Strict Self-Assembly of Discrete Self-Similar Fractals in the abstract Tile-Assembly Model

TL;DR

This paper proves that discrete self-similar fractals can be strictly assembled in the abstract Tile-Assembly Model using novel tools like self-describing circuits and fixed-point iteration, and provides a polynomial-time decision procedure.

Contribution

It introduces two new methods for assembling DSSFs in aTAM and a polynomial-time algorithm to decide if a subset of  generates such fractals.

Findings

Discrete self-similar fractals can be strictly assembled in aTAM.

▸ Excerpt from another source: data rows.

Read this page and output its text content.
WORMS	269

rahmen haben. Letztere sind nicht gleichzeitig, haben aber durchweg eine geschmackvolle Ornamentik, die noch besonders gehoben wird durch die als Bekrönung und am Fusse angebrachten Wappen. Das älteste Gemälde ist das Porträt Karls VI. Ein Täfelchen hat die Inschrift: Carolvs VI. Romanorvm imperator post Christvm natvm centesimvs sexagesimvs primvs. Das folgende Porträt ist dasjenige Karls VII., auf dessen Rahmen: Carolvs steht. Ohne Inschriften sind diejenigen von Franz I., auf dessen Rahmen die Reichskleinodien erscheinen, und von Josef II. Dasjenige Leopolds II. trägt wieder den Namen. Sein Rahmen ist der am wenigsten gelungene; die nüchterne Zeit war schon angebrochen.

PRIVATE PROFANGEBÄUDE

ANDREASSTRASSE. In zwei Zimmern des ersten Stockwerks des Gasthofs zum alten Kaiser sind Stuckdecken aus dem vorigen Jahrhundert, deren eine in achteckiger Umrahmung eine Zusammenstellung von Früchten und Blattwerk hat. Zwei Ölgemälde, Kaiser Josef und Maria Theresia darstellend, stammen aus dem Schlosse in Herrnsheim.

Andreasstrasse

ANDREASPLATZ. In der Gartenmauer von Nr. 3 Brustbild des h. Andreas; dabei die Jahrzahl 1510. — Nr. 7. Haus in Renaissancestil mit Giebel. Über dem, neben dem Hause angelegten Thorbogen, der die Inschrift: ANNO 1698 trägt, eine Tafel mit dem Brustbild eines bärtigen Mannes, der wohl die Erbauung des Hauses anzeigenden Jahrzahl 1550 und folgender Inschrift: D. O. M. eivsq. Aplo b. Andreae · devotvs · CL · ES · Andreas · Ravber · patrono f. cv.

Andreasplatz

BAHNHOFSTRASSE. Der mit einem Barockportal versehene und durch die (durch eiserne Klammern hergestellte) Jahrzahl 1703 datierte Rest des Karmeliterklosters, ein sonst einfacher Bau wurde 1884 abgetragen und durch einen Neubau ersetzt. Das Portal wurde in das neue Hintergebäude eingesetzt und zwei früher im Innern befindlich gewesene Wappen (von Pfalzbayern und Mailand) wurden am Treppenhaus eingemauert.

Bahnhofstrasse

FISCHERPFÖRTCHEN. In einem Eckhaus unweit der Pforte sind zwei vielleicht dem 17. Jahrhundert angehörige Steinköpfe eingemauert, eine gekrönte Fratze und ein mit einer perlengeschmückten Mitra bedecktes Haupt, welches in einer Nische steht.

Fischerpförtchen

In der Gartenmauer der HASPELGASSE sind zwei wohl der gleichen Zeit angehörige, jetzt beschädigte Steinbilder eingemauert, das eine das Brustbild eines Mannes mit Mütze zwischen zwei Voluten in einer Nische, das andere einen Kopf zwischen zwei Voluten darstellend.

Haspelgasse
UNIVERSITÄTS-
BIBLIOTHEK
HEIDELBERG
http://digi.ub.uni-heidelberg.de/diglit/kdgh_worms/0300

Self-describing circuits can represent information flow in tile assemblies.

A polynomial-time procedure decides if a set generates a DSSF.

Abstract

This paper answers a long-standing open question in tile-assembly theory, namely that it is possible to strictly assemble discrete self-similar fractals (DSSFs) in the abstract Tile-Assembly Model (aTAM). We prove this in 2 separate ways, each taking advantage of a novel set of tools. One of our constructions shows that specializing the notion of a quine, a program which prints its own output, to the language of tile-assembly naturally induces a fractal structure. The other construction introduces self-describing circuits as a means to abstractly represent the information flow through a tile-assembly construction and shows that such circuits may be constructed for a relative of the Sierpinski carpet, and indeed many other DSSFs, through a process of fixed-point iteration. This later result, or more specifically the machinery used in its construction, further enable us to provide a polynomial time procedure for deciding whether any given subset of $\mathbb{Z}^2$ will generate an aTAM producible DSSF. To this end, we also introduce the Tree Pump Theorem, a result analogous to the important Window Movie Lemma, but with requirements on the set of productions rather than on the self-assembling system itself.